Gene signatures of SARS-CoV/SARS-CoV-2-infected ferret lungs in short- and long-term models

• Published in: Infection, genetics and evolution Vol. 85; p. 104438
• Main Authors: Liu, Hsin-Liang, Yeh, I-Jeng, Phan, Nam Nhut, Wu, Yen-Hung, Yen, Meng-Chi, Hung, Jui-Hsiang, Chiao, Chung-Chieh, Chen, Chien-Fu, Sun, Zhengda, Jiang, Jia-Zhen, Hsu, Hui-Ping, Wang, Chih-Yang, Lai, Ming-Derg
• Format: Journal Article
• Language: English
• Published: Netherlands Elsevier B.V 01.11.2020
• Subjects: Animals; Bioinformatics; Computational Biology - methods; Coronavirus; COVID-19 - genetics; COVID-19 - metabolism; COVID-19 - virology; Disease Models, Animal; Disease Progression; Ferret (Mustela putorius furo); Ferrets; Gene Expression Profiling - methods; Gene Expression Regulation; Gene Ontology; Gene Regulatory Networks; Lung - virology; Reactive Oxygen Species - metabolism; Research Paper; SARS-CoV; SARS-CoV-2; SARS-CoV-2 - pathogenicity; Ferret (Mustela putorius furo); SARS-CoV-2; Coronavirus; Bioinformatics; SARS-CoV
• ISSN: 1567-1348; 1567-7257
• DOI: 10.1016/j.meegid.2020.104438

Coronaviruses (CoVs) consist of six strains, and the severe acute respiratory syndrome coronavirus (SARS-CoV), newly found coronavirus (SARS-CoV-2) has rapidly spread leading to a global outbreak.
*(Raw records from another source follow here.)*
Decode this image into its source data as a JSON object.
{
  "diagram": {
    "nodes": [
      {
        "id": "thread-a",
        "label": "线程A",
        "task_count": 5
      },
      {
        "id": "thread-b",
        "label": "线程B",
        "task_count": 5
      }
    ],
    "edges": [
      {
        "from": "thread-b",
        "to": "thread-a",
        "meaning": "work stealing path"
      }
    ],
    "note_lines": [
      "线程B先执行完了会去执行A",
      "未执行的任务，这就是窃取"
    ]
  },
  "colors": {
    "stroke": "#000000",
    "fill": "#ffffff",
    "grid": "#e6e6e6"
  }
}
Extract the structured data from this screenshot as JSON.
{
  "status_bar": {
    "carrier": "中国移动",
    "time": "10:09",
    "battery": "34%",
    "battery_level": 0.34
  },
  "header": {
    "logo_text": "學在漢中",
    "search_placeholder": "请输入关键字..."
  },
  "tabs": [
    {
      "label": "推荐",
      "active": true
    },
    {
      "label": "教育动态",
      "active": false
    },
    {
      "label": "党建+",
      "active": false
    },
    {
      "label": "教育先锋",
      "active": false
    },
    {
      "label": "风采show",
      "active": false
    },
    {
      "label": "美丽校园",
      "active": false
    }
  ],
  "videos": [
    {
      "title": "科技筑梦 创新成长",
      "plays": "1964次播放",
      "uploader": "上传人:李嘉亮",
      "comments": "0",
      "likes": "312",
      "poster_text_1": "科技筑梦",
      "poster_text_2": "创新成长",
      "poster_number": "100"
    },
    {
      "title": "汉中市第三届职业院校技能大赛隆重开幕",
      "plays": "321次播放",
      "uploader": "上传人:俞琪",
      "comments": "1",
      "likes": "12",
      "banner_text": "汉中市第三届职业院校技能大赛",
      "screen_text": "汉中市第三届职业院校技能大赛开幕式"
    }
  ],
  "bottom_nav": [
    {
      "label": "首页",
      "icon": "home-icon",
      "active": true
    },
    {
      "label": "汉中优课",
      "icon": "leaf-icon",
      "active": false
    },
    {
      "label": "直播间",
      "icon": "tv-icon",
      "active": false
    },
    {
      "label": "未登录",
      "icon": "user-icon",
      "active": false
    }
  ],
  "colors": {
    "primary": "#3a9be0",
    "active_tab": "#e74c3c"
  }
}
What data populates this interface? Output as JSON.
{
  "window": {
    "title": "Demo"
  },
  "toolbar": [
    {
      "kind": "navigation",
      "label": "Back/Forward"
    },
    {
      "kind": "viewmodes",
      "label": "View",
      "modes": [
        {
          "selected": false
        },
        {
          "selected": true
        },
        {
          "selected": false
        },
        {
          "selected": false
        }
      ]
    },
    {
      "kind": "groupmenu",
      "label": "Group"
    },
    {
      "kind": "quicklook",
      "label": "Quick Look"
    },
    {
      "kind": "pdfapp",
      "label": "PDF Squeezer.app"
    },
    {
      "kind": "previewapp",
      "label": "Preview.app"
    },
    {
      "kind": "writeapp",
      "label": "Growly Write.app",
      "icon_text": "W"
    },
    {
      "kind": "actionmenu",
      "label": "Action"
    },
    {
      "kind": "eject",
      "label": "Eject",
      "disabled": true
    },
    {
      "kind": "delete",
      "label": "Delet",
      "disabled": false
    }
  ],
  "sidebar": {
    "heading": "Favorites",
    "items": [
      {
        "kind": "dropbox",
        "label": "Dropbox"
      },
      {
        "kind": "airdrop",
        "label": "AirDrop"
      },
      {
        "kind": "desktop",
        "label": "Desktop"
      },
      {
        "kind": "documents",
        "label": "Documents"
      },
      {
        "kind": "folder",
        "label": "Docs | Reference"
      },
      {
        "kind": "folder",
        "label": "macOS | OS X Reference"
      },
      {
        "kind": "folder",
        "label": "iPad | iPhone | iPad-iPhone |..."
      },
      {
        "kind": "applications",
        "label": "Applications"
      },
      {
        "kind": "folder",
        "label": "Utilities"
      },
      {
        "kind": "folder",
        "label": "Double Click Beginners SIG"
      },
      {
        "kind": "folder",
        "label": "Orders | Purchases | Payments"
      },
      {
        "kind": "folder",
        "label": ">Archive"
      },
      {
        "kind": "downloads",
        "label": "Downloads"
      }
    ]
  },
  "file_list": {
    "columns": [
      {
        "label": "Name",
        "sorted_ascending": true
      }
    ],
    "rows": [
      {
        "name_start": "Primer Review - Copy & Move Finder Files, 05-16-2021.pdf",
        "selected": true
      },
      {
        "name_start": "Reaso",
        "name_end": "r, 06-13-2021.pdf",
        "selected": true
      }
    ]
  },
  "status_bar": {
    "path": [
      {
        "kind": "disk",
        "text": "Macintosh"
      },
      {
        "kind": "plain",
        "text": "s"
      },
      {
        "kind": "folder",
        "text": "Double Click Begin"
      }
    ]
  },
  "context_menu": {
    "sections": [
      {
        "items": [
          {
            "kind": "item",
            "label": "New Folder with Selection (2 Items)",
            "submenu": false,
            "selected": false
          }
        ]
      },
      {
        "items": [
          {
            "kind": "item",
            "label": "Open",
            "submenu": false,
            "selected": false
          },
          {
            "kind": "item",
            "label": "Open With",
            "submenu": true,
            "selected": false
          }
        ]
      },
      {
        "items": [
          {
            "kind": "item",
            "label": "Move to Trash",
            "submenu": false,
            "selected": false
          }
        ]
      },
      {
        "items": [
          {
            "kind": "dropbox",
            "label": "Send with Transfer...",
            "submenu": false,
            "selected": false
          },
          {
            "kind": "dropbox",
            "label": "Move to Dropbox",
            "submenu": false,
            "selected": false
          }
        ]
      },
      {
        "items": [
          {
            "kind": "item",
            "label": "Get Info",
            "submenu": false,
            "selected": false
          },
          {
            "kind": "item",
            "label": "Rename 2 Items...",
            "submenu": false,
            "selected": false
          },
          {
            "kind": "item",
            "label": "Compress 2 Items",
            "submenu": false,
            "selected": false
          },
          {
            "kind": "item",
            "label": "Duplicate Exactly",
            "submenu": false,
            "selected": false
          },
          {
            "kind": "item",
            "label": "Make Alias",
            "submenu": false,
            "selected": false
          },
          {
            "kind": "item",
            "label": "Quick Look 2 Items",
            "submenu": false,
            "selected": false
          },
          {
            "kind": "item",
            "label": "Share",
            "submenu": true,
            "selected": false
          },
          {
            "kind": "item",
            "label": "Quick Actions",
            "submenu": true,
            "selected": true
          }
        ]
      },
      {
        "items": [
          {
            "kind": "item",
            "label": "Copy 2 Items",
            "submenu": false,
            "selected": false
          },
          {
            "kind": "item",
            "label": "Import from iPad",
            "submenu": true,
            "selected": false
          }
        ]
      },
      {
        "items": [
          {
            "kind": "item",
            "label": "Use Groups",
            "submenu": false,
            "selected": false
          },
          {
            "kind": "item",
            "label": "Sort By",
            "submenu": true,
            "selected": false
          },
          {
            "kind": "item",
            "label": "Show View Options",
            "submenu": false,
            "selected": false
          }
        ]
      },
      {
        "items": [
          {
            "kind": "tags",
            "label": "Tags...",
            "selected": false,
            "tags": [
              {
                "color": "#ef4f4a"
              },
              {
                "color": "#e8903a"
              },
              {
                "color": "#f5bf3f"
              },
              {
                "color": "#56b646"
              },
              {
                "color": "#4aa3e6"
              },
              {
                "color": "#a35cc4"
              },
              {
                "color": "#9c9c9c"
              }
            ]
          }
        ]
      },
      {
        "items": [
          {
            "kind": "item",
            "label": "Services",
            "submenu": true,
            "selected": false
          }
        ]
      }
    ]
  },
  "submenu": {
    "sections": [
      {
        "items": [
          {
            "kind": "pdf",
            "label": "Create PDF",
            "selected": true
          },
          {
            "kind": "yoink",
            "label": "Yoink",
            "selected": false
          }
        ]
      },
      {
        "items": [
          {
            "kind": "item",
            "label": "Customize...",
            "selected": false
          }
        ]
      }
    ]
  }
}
The ferret (Mustela putorius furo) serves as a useful animal model for studying SARS-CoV/SARS-CoV-2 infection and developing therapeutic strategies. A holistic approach for distinguishing differences in gene signatures during disease progression is lacking. The present study discovered gene expression profiles of short-term (3 days) and long-term (14 days) ferret models after SARS-CoV/SARS-CoV-2 infection using a bioinformatics approach. Through Gene Ontology (GO) and MetaCore analyses, we found that the development of stemness signaling was related to short-term SARS-CoV/SARS-CoV-2 infection. In contrast, pathways involving extracellular matrix and immune responses were associated with long-term SARS-CoV/SARS-CoV-2 infection. Some highly expressed genes in both short- and long-term models played a crucial role in the progression of SARS-CoV/SARS-CoV-2 infection, including DPP4, BMP2, NFIA, AXIN2, DAAM1, ZNF608, ME1, MGLL, LGR4, ABHD6, and ACADM. Meanwhile, we revealed that metabolic, glucocorticoid, and reactive oxygen species-associated networks were enriched in both short- and long-term infection models. The present study showed alterations in gene expressions from short-term to long-term SARS-CoV/SARS-CoV-2 infection. The current result provides an explanation of the pathophysiology for post-infectious sequelae and potential targets for treatment. •The development of Wnt and stemness signaling were related to short-term SARS-CoV/SARS-CoV-2 infection.•The extracellular matrix and immune response were associated with long-term SARS-CoV/SARS-CoV-2 infection.•Metabolic, glucocorticoid, and reactive oxygen species-associated networks were enriched in both short- and long-term SARS-CoV/SARS-CoV-2 infected models.